Les données morphologiques (taille et poids) ainsi que l’état sanitaire sont déterminés individuellement pour les 100ers individus du V1, les 40ers individus du V2 et les 10ers individus du V3. Les individus sont mesurés au millimètre près et le poids est défini au dixième de gramme. Afin d’effectuer ces mesures, les anguilles sont anesthésiées avec de l’eugénol (essence de clou de girofle). Le surplus de capture est dissocié en plusieurs lot selon leur classe de taille et pesé afin d’estimer le nombre d’individu.


L'état sanitaire
Un état sanitaire est défini pour l’ensemble des anguilles mesurées. L'identification des pathologies se fait selon la grille « Santé et Poissons sauvages : Codes pathologies, un outil d’évaluation » (Girard et Elie, 2014). En pratique, un relevé de toutes altérations ou lésions cutanées externes est effectué. La présence éventuelle de macro et micro-parasites est aussi notée. Les parasites externes peuvent être des protozoaires (notamment I. multifiliis), des monogènes (dont les vers plats parasites) ou des crustacés. Les anguilles sont aussi très sensibles à des macro-parasites internes (comme Pseudodactylogyrus sp.) qui peuvent venir se fixer sous les opercules au niveau des branchies. Trois pathologies sont principalement observées depuis le début des suivis :
-L’érosion (Photo a) correspond à une ancienne blessure cutanée. La couche superficielle du tégument est alors endommagée ou manquante, laissant apparaître le tissu sous-cutané sous-jacent. Les causes peuvent être multiples : bactérioses, parasites externes, carences, facteurs environnementaux défavorables, pollutions chimiques, engins de capture.
-L’hémorragie externe (Photo b) est facilement repérable par le sang qui s’échappe de la blessure. Celle-ci, consécutive à un traumatisme ou à une lésion peut être engendrée par diverses causes (maladies infectieuses, parasitisme, traumatismes, irritations, carence en vitamine A).
-Les kystes branchiaux (Photo c) apparaissent suite à un parasitisme à Myxosporidies. Des kystes en forme de grain de riz surgissent alors à l’intérieur des filaments branchiaux.

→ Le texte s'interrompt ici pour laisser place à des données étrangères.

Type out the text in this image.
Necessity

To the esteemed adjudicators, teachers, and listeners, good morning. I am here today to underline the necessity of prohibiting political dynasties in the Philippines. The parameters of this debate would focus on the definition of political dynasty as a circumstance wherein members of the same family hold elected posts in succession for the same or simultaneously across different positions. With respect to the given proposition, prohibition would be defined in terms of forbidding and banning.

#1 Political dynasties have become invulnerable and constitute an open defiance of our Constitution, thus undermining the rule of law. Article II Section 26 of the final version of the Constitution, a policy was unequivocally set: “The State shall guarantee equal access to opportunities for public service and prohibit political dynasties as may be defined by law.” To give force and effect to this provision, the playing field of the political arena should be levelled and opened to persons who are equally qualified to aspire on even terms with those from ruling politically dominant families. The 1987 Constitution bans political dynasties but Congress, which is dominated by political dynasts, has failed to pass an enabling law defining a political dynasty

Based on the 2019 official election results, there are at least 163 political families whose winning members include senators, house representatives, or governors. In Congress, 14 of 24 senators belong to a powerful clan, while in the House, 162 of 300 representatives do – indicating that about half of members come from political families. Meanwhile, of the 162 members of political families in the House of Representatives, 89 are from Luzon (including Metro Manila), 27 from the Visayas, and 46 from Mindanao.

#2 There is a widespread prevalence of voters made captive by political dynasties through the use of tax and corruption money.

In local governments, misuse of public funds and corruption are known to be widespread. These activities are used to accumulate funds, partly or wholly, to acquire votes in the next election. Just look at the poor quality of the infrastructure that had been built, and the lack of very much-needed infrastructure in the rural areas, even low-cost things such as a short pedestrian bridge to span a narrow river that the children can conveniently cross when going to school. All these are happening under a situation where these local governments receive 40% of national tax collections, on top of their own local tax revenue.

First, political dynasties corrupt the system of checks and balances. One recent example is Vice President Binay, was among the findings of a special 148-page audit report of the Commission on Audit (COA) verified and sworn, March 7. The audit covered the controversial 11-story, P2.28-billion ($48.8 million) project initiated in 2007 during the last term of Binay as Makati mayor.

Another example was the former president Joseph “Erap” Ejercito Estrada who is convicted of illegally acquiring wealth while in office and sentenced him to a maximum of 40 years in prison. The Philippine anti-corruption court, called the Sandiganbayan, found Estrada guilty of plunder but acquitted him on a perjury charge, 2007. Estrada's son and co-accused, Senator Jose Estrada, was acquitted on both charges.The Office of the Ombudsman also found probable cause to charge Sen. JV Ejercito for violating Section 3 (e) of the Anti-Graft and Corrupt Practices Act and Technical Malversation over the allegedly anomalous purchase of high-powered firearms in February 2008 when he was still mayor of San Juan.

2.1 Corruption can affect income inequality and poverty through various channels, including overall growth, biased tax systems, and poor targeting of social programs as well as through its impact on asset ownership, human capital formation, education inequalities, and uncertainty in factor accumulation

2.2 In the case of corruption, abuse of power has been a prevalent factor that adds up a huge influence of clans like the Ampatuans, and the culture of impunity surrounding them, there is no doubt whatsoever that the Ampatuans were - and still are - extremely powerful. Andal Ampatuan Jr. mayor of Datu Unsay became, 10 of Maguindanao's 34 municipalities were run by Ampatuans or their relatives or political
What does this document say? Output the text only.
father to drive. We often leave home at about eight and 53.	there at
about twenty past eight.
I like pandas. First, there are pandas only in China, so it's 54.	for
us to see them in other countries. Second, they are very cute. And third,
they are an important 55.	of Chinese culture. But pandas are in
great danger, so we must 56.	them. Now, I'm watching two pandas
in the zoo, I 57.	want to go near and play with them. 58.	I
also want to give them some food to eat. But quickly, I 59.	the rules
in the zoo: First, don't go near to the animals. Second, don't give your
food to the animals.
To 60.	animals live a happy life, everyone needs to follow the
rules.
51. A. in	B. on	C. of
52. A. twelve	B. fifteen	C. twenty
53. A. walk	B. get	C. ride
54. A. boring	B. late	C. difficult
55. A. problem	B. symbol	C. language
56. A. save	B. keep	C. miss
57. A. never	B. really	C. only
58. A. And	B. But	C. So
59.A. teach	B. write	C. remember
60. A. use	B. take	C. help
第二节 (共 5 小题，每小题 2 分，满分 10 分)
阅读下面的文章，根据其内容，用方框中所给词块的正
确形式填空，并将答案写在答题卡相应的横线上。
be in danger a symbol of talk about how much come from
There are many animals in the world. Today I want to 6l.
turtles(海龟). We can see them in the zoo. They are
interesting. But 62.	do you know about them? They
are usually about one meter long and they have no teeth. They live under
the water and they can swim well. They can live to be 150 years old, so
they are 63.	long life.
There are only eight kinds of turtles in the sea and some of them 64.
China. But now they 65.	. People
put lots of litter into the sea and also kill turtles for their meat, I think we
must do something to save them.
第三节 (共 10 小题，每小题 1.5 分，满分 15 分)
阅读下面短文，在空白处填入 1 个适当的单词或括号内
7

Leurs couleurs varient du blanc au jaunâtre. Aucune réponse inflammatoire n’est associée à la présence de kystes.


Les résultats
Lors du suivi de la passe-piège en 1999, le nombre d’anguilles ayant franchi la passe est estimé à 23 310, bien que la passe-piège n’ait fonctionné que 3 mois. En 2000, ce nombre est évalué à 37 287 sur toute la saison de capture (avril-novembre).
Les conditions climatiques exceptionnelles des années 2001 et 2002 (crues importantes) ont entrainé l’ouverture totale du barrage devenant ainsi totalement transparent pour les anguilles. Les résultats obtenus pour ces deux années sont donc inexploitables et non représentatifs de l’état du stock d’anguilles à cette période (480 captures en 2001 et 36 en 2002).

A partir de 2011, les suivis réguliers ont pu être repris à Abbeville sur la passe-piège du barrage des Six-Moulins. Le nombre d’individus ayant été capturé sur toute la saison de capture est estimé à 1 688 en 2011 (février-novembre), à 7 838 en 2012 (avril-novembre), à 11 079 en 2013 (avril-novembre), à 3 148 anguilles en 2014 (avril-octobre) et à 9 097 en 2015 (avril-octobre). Durant l’année 2016, la pompe permettant l’alimentation de la passe piège n’a pas été fonctionnelle durant la période favorable de migration ce qui explique les faibles captures (604). Malgré des perturbations de même nature en 2017, 2018 et en 2019 les captures s’élèvent à 4749, 2395 et 4930 individus.